On the other hand, State Senator Marsha Blackburn, the Williamson County Republican now seeking the 7th District congressional seat, found the Cooper plan too generous. She said she and a small group of fellow legislators had not given up on the idea of a no-new-taxes budget — one, moreover, which would not require the suspension of state-shared payments to local governments and the downsizing of education which were components of the so-called ÔDOGs’ no-new-taxes budget worked on by various legislative leaders.

Blackburn said she was still being deluged by communications from Tennesseans who wanted to hold the tax line. “The cutest thing!” she said of one caller, who told her, “Marsha, I’m taxed out,” and, she related, went on to advise, “Shut her down and come on home” — the exhortation seeming to apply to the current extended legislative session, not to state government itself, though Blackburn did not specify.

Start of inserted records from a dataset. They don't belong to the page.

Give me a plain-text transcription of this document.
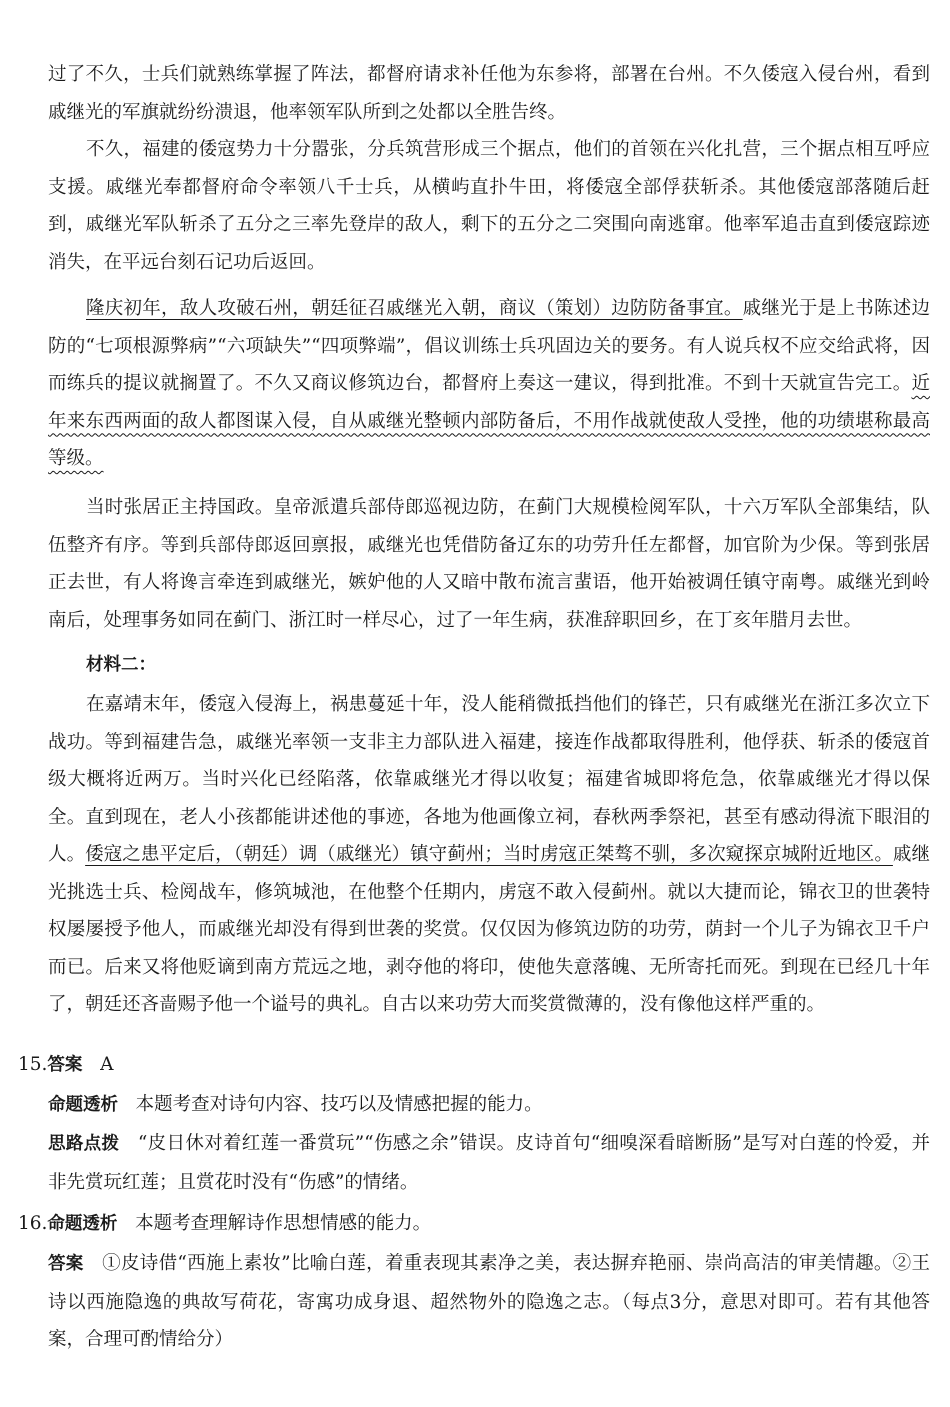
过了不久，士兵们就熟练掌握了阵法，都督府请求补任他为东参将，部署在台州。不久倭寇入侵台州，看到戚继光的军旗就纷纷溃退，他率领军队所到之处都以全胜告终。

不久，福建的倭寇势力十分嚣张，分兵筑营形成三个据点，他们的首领在兴化扎营，三个据点相互呼应支援。戚继光奉都督府命令率领八千士兵，从横屿直扑牛田，将倭寇全部俘获斩杀。其他倭寇部落随后赶到，戚继光军队斩杀了五分之三率先登岸的敌人，剩下的五分之二突围向南逃窜。他率军追击直到倭寇踪迹消失，在平远台刻石记功后返回。

隆庆初年，敌人攻破石州，朝廷征召戚继光入朝，商议（策划）边防防备事宜。戚继光于是上书陈述边防的“七项根源弊病”“六项缺失”“四项弊端”，倡议训练士兵巩固边关的要务。有人说兵权不应交给武将，因而练兵的提议就搁置了。不久又商议修筑边台，都督府上奏这一建议，得到批准。不到十天就宣告完工。近年来东西两面的敌人都图谋入侵，自从戚继光整顿内部防备后，不用作战就使敌人受挫，他的功绩堪称最高等级。

当时张居正主持国政。皇帝派遣兵部侍郎巡视边防，在蓟门大规模检阅军队，十六万军队全部集结，队伍整齐有序。等到兵部侍郎返回禀报，戚继光也凭借防备辽东的功劳升任左都督，加官阶为少保。等到张居正去世，有人将谗言牵连到戚继光，嫉妒他的人又暗中散布流言蜚语，他开始被调任镇守南粤。戚继光到岭南后，处理事务如同在蓟门、浙江时一样尽心，过了一年生病，获准辞职回乡，在丁亥年腊月去世。

材料二：

在嘉靖末年，倭寇入侵海上，祸患蔓延十年，没人能稍微抵挡他们的锋芒，只有戚继光在浙江多次立下战功。等到福建告急，戚继光率领一支非主力部队进入福建，接连作战都取得胜利，他俘获、斩杀的倭寇首级大概将近两万。当时兴化已经陷落，依靠戚继光才得以收复；福建省城即将危急，依靠戚继光才得以保全。直到现在，老人小孩都能讲述他的事迹，各地为他画像立祠，春秋两季祭祀，甚至有感动得流下眼泪的人。倭寇之患平定后，（朝廷）调（戚继光）镇守蓟州；当时虏寇正桀骜不驯，多次窥探京城附近地区。戚继光挑选士兵、检阅战车，修筑城池，在他整个任期内，虏寇不敢入侵蓟州。就以大捷而论，锦衣卫的世袭特权屡屡授予他人，而戚继光却没有得到世袭的奖赏。仅仅因为修筑边防的功劳，荫封一个儿子为锦衣卫千户而已。后来又将他贬谪到南方荒远之地，剥夺他的将印，使他失意落魄、无所寄托而死。到现在已经几十年了，朝廷还吝啬赐予他一个谥号的典礼。自古以来功劳大而奖赏微薄的，没有像他这样严重的。

15.答案 A

命题透析 本题考查对诗句内容、技巧以及情感把握的能力。

思路点拨 “皮日休对着红莲一番赏玩”“伤感之余”错误。皮诗首句“细嗅深看暗断肠”是写对白莲的怜爱，并非先赏玩红莲；且赏花时没有“伤感”的情绪。

16.命题透析 本题考查理解诗作思想情感的能力。

答案 ①皮诗借“西施上素妆”比喻白莲，着重表现其素净之美，表达摒弃艳丽、崇尚高洁的审美情趣。②王诗以西施隐逸的典故写荷花，寄寓功成身退、超然物外的隐逸之志。（每点3分，意思对即可。若有其他答案，合理可酌情给分）
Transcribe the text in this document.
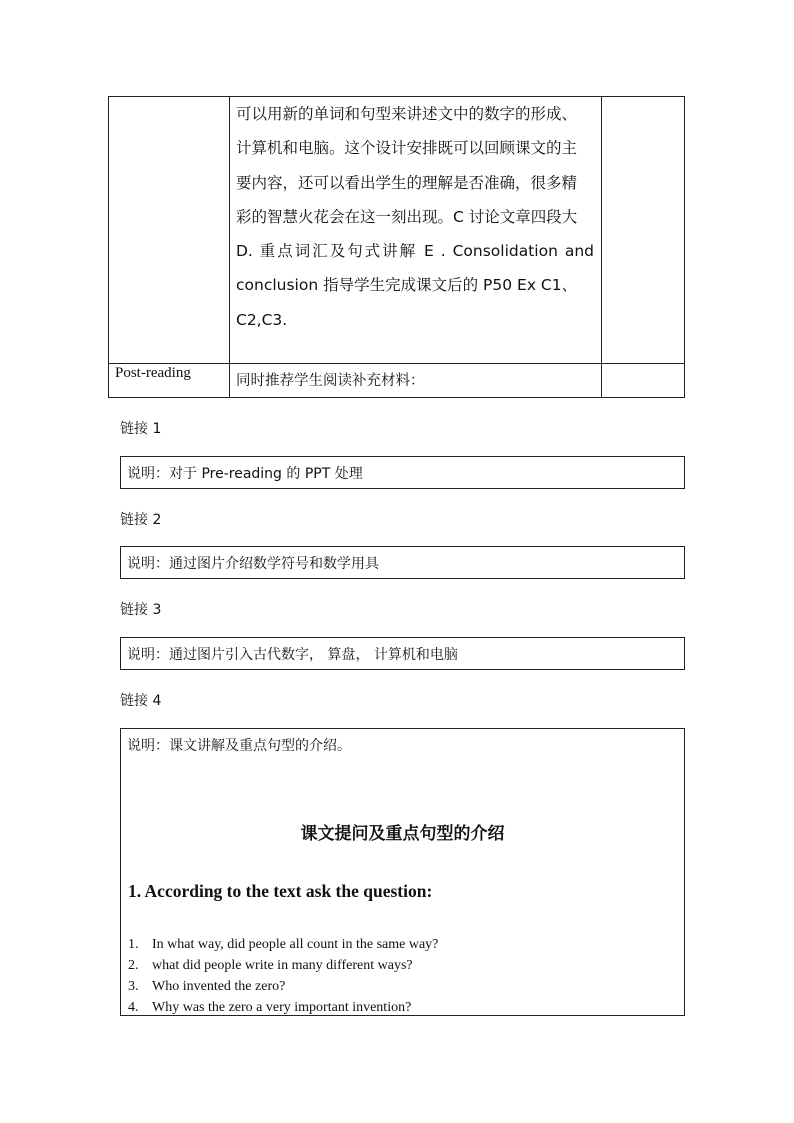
可以用新的单词和句型来讲述文中的数字的形成、
计算机和电脑。这个设计安排既可以回顾课文的主
要内容，还可以看出学生的理解是否准确，很多精
彩的智慧火花会在这一刻出现。C 讨论文章四段大
D. 重点词汇及句式讲解 E . Consolidation and
conclusion 指导学生完成课文后的 P50 Ex C1、
C2,C3.
Post-reading	同时推荐学生阅读补充材料：
链接 1
说明：对于 Pre-reading 的 PPT 处理
链接 2
说明：通过图片介绍数学符号和数学用具
链接 3
说明：通过图片引入古代数字， 算盘， 计算机和电脑
链接 4
说明：课文讲解及重点句型的介绍。
课文提问及重点句型的介绍
1. According to the text ask the question:
1. In what way, did people all count in the same way?
2. what did people write in many different ways?
3. Who invented the zero?
4. Why was the zero a very important invention?
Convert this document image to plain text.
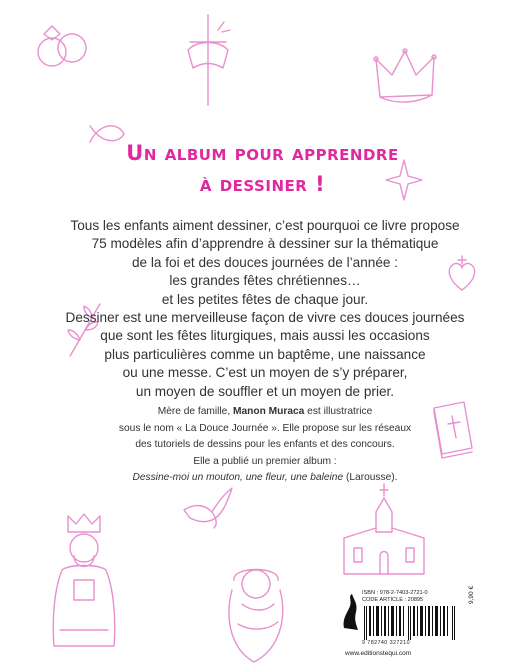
Un album pour apprendre
à dessiner !
Tous les enfants aiment dessiner, c’est pourquoi ce livre propose
75 modèles afin d’apprendre à dessiner sur la thématique
de la foi et des douces journées de l’année :
les grandes fêtes chrétiennes…
et les petites fêtes de chaque jour.
Dessiner est une merveilleuse façon de vivre ces douces journées
que sont les fêtes liturgiques, mais aussi les occasions
plus particulières comme un baptême, une naissance
ou une messe. C’est un moyen de s’y préparer,
un moyen de souffler et un moyen de prier.
Mère de famille, Manon Muraca est illustratrice
sous le nom « La Douce Journée ». Elle propose sur les réseaux
des tutoriels de dessins pour les enfants et des concours.
Elle a publié un premier album :
Dessine-moi un mouton, une fleur, une baleine (Larousse).
ISBN : 978-2-7403-2721-0
CODE ARTICLE : 20895
9 782740 327210
9,90 €
www.editionstequi.com
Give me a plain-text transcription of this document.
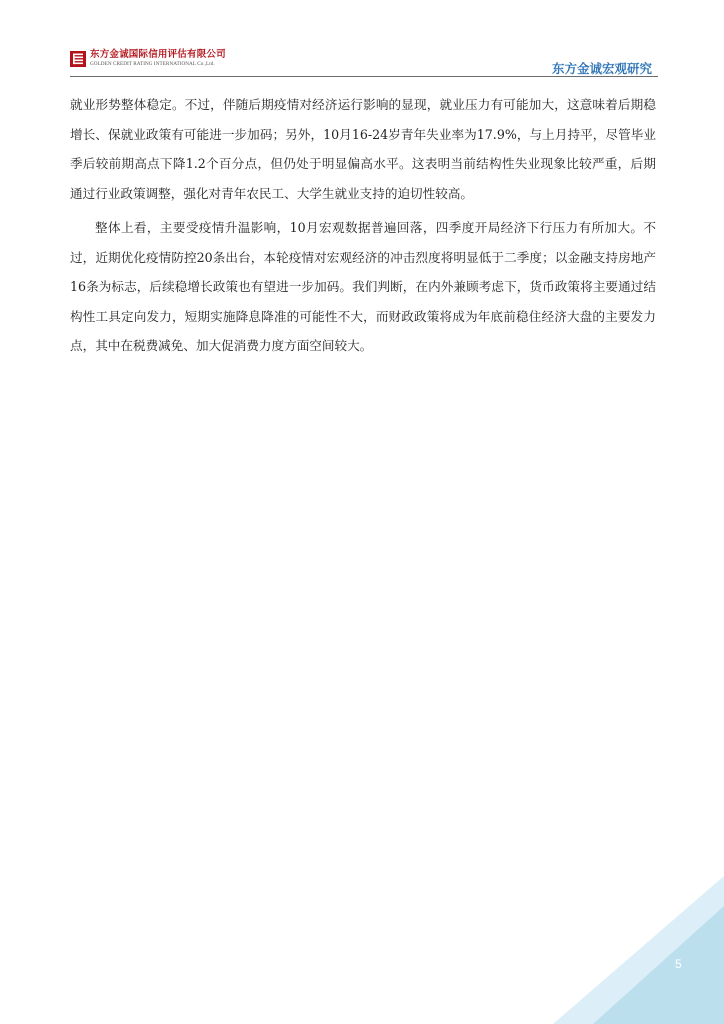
东方金诚国际信用评估有限公司
GOLDEN CREDIT RATING INTERNATIONAL Co.,Ltd.	东方金诚宏观研究

就业形势整体稳定。不过，伴随后期疫情对经济运行影响的显现，就业压力有可能加大，这意味着后期稳增长、保就业政策有可能进一步加码；另外，10月16-24岁青年失业率为17.9%，与上月持平，尽管毕业季后较前期高点下降1.2个百分点，但仍处于明显偏高水平。这表明当前结构性失业现象比较严重，后期通过行业政策调整，强化对青年农民工、大学生就业支持的迫切性较高。

整体上看，主要受疫情升温影响，10月宏观数据普遍回落，四季度开局经济下行压力有所加大。不过，近期优化疫情防控20条出台，本轮疫情对宏观经济的冲击烈度将明显低于二季度；以金融支持房地产16条为标志，后续稳增长政策也有望进一步加码。我们判断，在内外兼顾考虑下，货币政策将主要通过结构性工具定向发力，短期实施降息降准的可能性不大，而财政政策将成为年底前稳住经济大盘的主要发力点，其中在税费减免、加大促消费力度方面空间较大。

5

Though it will no doubt be modified by the two legislative chambers, perhaps significantly, the Cooper plan (whose “concept” Sundquist accepted as a basis for agreement) provides for:

  • an increase in the state sales tax from 6 percent to 7 percent, with grocery food purchases exempted from the additional one-percent.
  • A 10 percent increase in taxes on alcohol and tobacco products.
  • Extension of the sales tax to coin-operated machines.
  • “Decoupling” from various federal tax breaks given to business.
  • A $10 increase in motor vehicle registration fees and commercial vehicle fees.
  • Increasing the “professional privilege” tax from $200 annually to $300.
  • Raising the “single article” cap on the sales tax so that certain revenues now going to local governments would be retouted to the state.

    Adherents of another plan, the so-called “CATS” Budget, which would generate less revenue than Cooper’s plan with a differently shaped tax bundle, indicated they might contest the final outcome in sessions Wednesday night.